31 Ağustos 2025 Pazar
Eyvah, Okullar Açılıyor!
İnsan Kaynağı Plansızlığımız
Bir arkadaş aradı: "Kızım şu öğretmenlik branşından birini bitirdi. Puanı yeterli gelmediğinden atanamadı. Ücretli öğretmenlik yapmak için başvuru yaptı. Ne yapabiliriz" dedi.
Arkadaşa, kızınız başvuru yaptı ise her ilçe görevlendirme kriterlerine göre ihtiyaç oldukça sırayla çağırır. Yine de kızın bilgilerini gönder. Bir de telefonun sesini aç da kızın da dinlesin diyeceklerimi dedim.
Kıza, branşının dışında girebileceğin yakın branşları da yazman daha iyi olur. Çünkü branşında açık olmayabilir. Bir de bildiğim kadarıyla maddi sıkıntınız yok. Oturup önümüzdeki senenin sınavlarına çalış. Ücretli öğretmenlik tüm günlerini alacağı için sınava hazırlanamazsın. Yine siz bilirsiniz dedim.

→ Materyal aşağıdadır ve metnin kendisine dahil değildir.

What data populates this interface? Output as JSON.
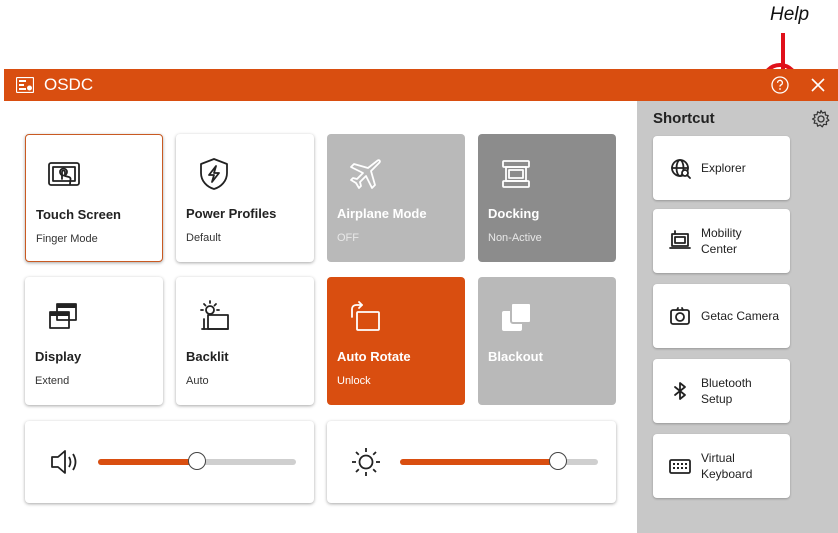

Kızın ataması zordu. Çünkü branşından alım çok az. Gerçi sadece bu branşta değil, bir-iki branşın dışında atanmak çok zor. Çünkü her branşın binlerce yedeği var. Hepsi de atanmayı bekliyor. Bu da bir yıl öncesine kadar her branşın ikinci öğretimlerini devam ettirmemizin, her yere üniversite ve her üniversiteye her bölümü açmamızın bir sonucu.
Bu durum her konuda olduğu gibi insan kaynağını planlama eksikliğimizin bariz bir örneği. Ben fakülte açarım. Herkesi okutur, mezun ederim. Onlara istihdam üretmem. Herkes başının çaresine bakacak demektir. Devletin bu plansızlığı, bir anne ve babanın, ben istediğim kadar çocuk doğururum. Ama bakmak zorunda değilim anlayışından farklı değil.
Arkadaşın ve kızının ilçesinde görev yapan şube müdürüne, ilçe okullarında ücretli öğretmen ihtiyacı olup olmadığını sordum. "İhtiyaç yok. Çünkü elimizde 1000 tane norm fazlası öğretmen var. Onlar görevlendirilecek" dedi.
Şube müdürüne, 1000 norm fazlası öğretmen tüm il merkezinde mi yoksa sadece sizin ilçenizde mi dedim. "Sadece bizim ilçede" dedi.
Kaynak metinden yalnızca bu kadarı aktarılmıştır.